Thursday, October 27, 2005

Miers withdraws Supreme Court nomination

WASHINGTON (CNN) -- President Bush on Thursday accepted the withdrawal of Supreme Court nominee Harriet Miers, according to a statement from the White House.

In her letter to the president, Miers said she was "concerned that the confirmation process presents a burden for the White House and its staff and it is not in the best interest of the country."



This is a good thing that happened at the right time, this is so much better than her going through the hearing and then either not getting voted out of committee or having Repubs. vote against her.


NOW, PRES. BUSH, PUT UP JANICE ROGERS BROWN!!!




UPDATE: Her Withdraw letter:

POSTED: 10:01 am EDT October 27, 2005

The letter sent to President George W. Bush from Harriet Miers withdrawing her nomination to the Supreme Court, as released by the White House Thursday:

Oct. 27, 2005

Dear Mr. President:

I write to withdraw as a nominee to serve as an Associate Justice on the Supreme Court of the United States. I have been greatly honored and humbled by the confidence that you have shown in me, and have appreciated immensely your support and the support of many others. However, I am concerned that the confirmation process presents a burden for the White House and our staff that is not in the best interest of the country.

As you know, members of the Senate have indicted their intention to seek documents about my service in the White House in order to judge whether to support me.

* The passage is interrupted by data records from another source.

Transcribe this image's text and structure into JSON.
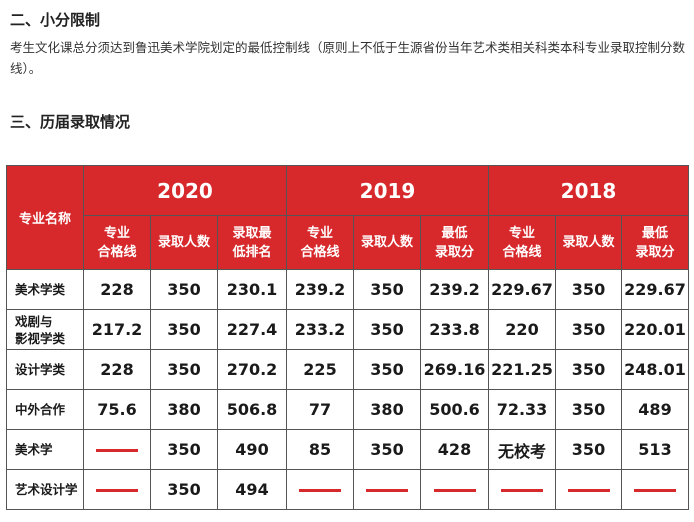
{
  "sections": {
    "quota_title": "二、小分限制",
    "quota_text": "考生文化课总分须达到鲁迅美术学院划定的最低控制线（原则上不低于生源省份当年艺术类相关科类本科专业录取控制分数线）。",
    "history_title": "三、历届录取情况"
  },
  "table": {
    "major_header": "专业名称",
    "years": [
      "2020",
      "2019",
      "2018"
    ],
    "sub_headers": {
      "y2020": [
        "专业\n合格线",
        "录取人数",
        "录取最\n低排名"
      ],
      "y2019": [
        "专业\n合格线",
        "录取人数",
        "最低\n录取分"
      ],
      "y2018": [
        "专业\n合格线",
        "录取人数",
        "最低\n录取分"
      ]
    },
    "rows": [
      {
        "major": "美术学类",
        "cells": [
          "228",
          "350",
          "230.1",
          "239.2",
          "350",
          "239.2",
          "229.67",
          "350",
          "229.67"
        ]
      },
      {
        "major": "戏剧与\n影视学类",
        "cells": [
          "217.2",
          "350",
          "227.4",
          "233.2",
          "350",
          "233.8",
          "220",
          "350",
          "220.01"
        ]
      },
      {
        "major": "设计学类",
        "cells": [
          "228",
          "350",
          "270.2",
          "225",
          "350",
          "269.16",
          "221.25",
          "350",
          "248.01"
        ]
      },
      {
        "major": "中外合作",
        "cells": [
          "75.6",
          "380",
          "506.8",
          "77",
          "380",
          "500.6",
          "72.33",
          "350",
          "489"
        ]
      },
      {
        "major": "美术学",
        "cells": [
          "—",
          "350",
          "490",
          "85",
          "350",
          "428",
          "无校考",
          "350",
          "513"
        ]
      },
      {
        "major": "艺术设计学",
        "cells": [
          "—",
          "350",
          "494",
          "—",
          "—",
          "—",
          "—",
          "—",
          "—"
        ]
      }
    ]
  },
  "colors": {
    "header_bg": "#d7282b",
    "header_text": "#ffffff",
    "dash": "#d7282b"
  }
}
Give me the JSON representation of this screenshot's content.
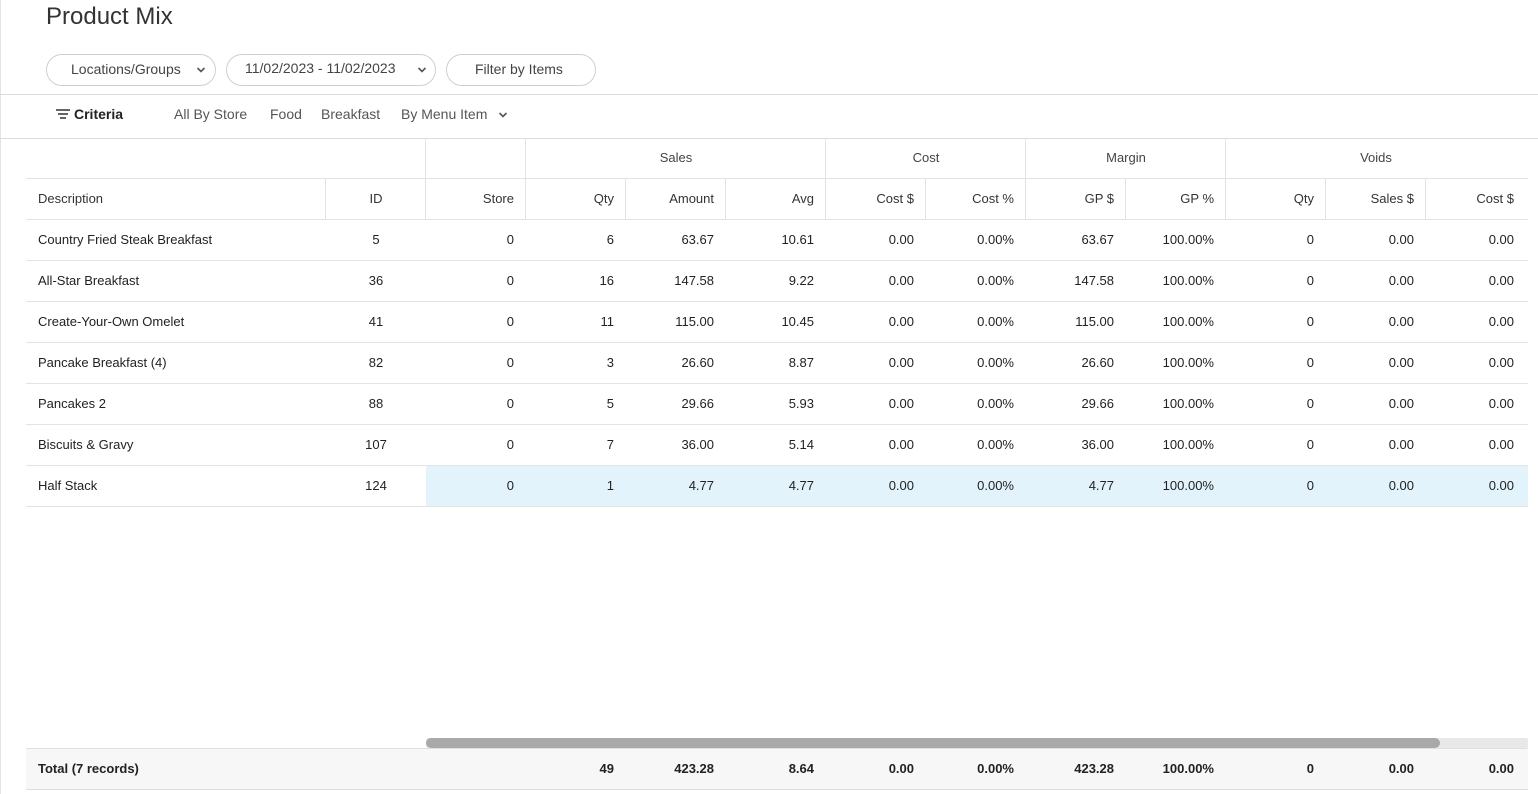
{
  "page": {
    "title": "Product Mix"
  },
  "filters": {
    "locations_label": "Locations/Groups",
    "date_range": "11/02/2023 - 11/02/2023",
    "filter_items_label": "Filter by Items"
  },
  "criteria": {
    "button_label": "Criteria",
    "items": [
      "All By Store",
      "Food",
      "Breakfast",
      "By Menu Item"
    ]
  },
  "table": {
    "groups": {
      "sales": "Sales",
      "cost": "Cost",
      "margin": "Margin",
      "voids": "Voids"
    },
    "columns": [
      "Description",
      "ID",
      "Store",
      "Qty",
      "Amount",
      "Avg",
      "Cost $",
      "Cost %",
      "GP $",
      "GP %",
      "Qty",
      "Sales $",
      "Cost $"
    ],
    "rows": [
      [
        "Country Fried Steak Breakfast",
        "5",
        "0",
        "6",
        "63.67",
        "10.61",
        "0.00",
        "0.00%",
        "63.67",
        "100.00%",
        "0",
        "0.00",
        "0.00"
      ],
      [
        "All-Star Breakfast",
        "36",
        "0",
        "16",
        "147.58",
        "9.22",
        "0.00",
        "0.00%",
        "147.58",
        "100.00%",
        "0",
        "0.00",
        "0.00"
      ],
      [
        "Create-Your-Own Omelet",
        "41",
        "0",
        "11",
        "115.00",
        "10.45",
        "0.00",
        "0.00%",
        "115.00",
        "100.00%",
        "0",
        "0.00",
        "0.00"
      ],
      [
        "Pancake Breakfast (4)",
        "82",
        "0",
        "3",
        "26.60",
        "8.87",
        "0.00",
        "0.00%",
        "26.60",
        "100.00%",
        "0",
        "0.00",
        "0.00"
      ],
      [
        "Pancakes 2",
        "88",
        "0",
        "5",
        "29.66",
        "5.93",
        "0.00",
        "0.00%",
        "29.66",
        "100.00%",
        "0",
        "0.00",
        "0.00"
      ],
      [
        "Biscuits & Gravy",
        "107",
        "0",
        "7",
        "36.00",
        "5.14",
        "0.00",
        "0.00%",
        "36.00",
        "100.00%",
        "0",
        "0.00",
        "0.00"
      ],
      [
        "Half Stack",
        "124",
        "0",
        "1",
        "4.77",
        "4.77",
        "0.00",
        "0.00%",
        "4.77",
        "100.00%",
        "0",
        "0.00",
        "0.00"
      ]
    ],
    "highlighted_row": 6,
    "highlight_color": "#e3f3fb",
    "total": {
      "label": "Total (7 records)",
      "values": [
        "",
        "",
        "49",
        "423.28",
        "8.64",
        "0.00",
        "0.00%",
        "423.28",
        "100.00%",
        "0",
        "0.00",
        "0.00"
      ]
    }
  }
}
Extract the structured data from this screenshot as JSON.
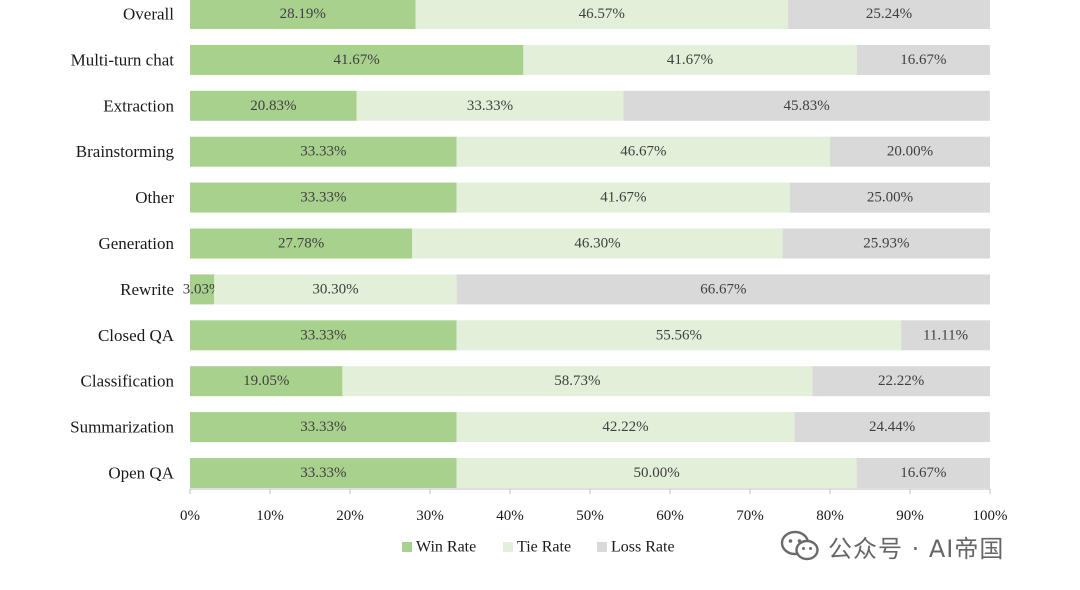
{
  "chart_data": {
    "type": "bar",
    "orientation": "horizontal",
    "stacked": true,
    "title": "",
    "xlabel": "",
    "ylabel": "",
    "xlim": [
      0,
      100
    ],
    "x_ticks": [
      "0%",
      "10%",
      "20%",
      "30%",
      "40%",
      "50%",
      "60%",
      "70%",
      "80%",
      "90%",
      "100%"
    ],
    "categories": [
      "Overall",
      "Multi-turn chat",
      "Extraction",
      "Brainstorming",
      "Other",
      "Generation",
      "Rewrite",
      "Closed QA",
      "Classification",
      "Summarization",
      "Open QA"
    ],
    "series": [
      {
        "name": "Win Rate",
        "color": "#a9d18e",
        "values": [
          28.19,
          41.67,
          20.83,
          33.33,
          33.33,
          27.78,
          3.03,
          33.33,
          19.05,
          33.33,
          33.33
        ],
        "labels": [
          "28.19%",
          "41.67%",
          "20.83%",
          "33.33%",
          "33.33%",
          "27.78%",
          "3.03%",
          "33.33%",
          "19.05%",
          "33.33%",
          "33.33%"
        ]
      },
      {
        "name": "Tie Rate",
        "color": "#e2f0d9",
        "values": [
          46.57,
          41.67,
          33.33,
          46.67,
          41.67,
          46.3,
          30.3,
          55.56,
          58.73,
          42.22,
          50.0
        ],
        "labels": [
          "46.57%",
          "41.67%",
          "33.33%",
          "46.67%",
          "41.67%",
          "46.30%",
          "30.30%",
          "55.56%",
          "58.73%",
          "42.22%",
          "50.00%"
        ]
      },
      {
        "name": "Loss Rate",
        "color": "#d9d9d9",
        "values": [
          25.24,
          16.67,
          45.83,
          20.0,
          25.0,
          25.93,
          66.67,
          11.11,
          22.22,
          24.44,
          16.67
        ],
        "labels": [
          "25.24%",
          "16.67%",
          "45.83%",
          "20.00%",
          "25.00%",
          "25.93%",
          "66.67%",
          "11.11%",
          "22.22%",
          "24.44%",
          "16.67%"
        ]
      }
    ],
    "legend": {
      "position": "bottom",
      "entries": [
        "Win Rate",
        "Tie Rate",
        "Loss Rate"
      ]
    }
  },
  "watermark": {
    "icon": "wechat-icon",
    "text": "公众号 · AI帝国"
  }
}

I have been informed repeatedly that in lieu of records, I would be expected to testify about my service in the White House to demonstrate my experience and judicial philosophy. While I believe that my lengthy career provides sufficient evidence for consideration of my nomination, I am convinced the efforts to obtain Executive Branch materials and information will continue.

As I sated in my acceptance remarks in the Oval Office, the strength and independence of our three branches of government are critical to the continued success of this great Nation. Repeatedly in the course of the process of confirmation for nominees for other positions, I have steadfastly maintained that the independence of the Executive Branch be preserved and its confidential documents and information not be released to further a confirmation process. I feel compelled to adhere to this position, especially related to my own nomination. Protection of the prerogatives of the Executive Branch and continued pursuit of my confirmation are in tension. I have decided that seeking my confirmation should yield.

I share your commitment to appointing judges with a conservative judicial philosophy, and I look forward to continuing to support your efforts to provide the American people judges who will interpret the law, not make it. I am most grateful for the opportunity to have served your Administration and this country.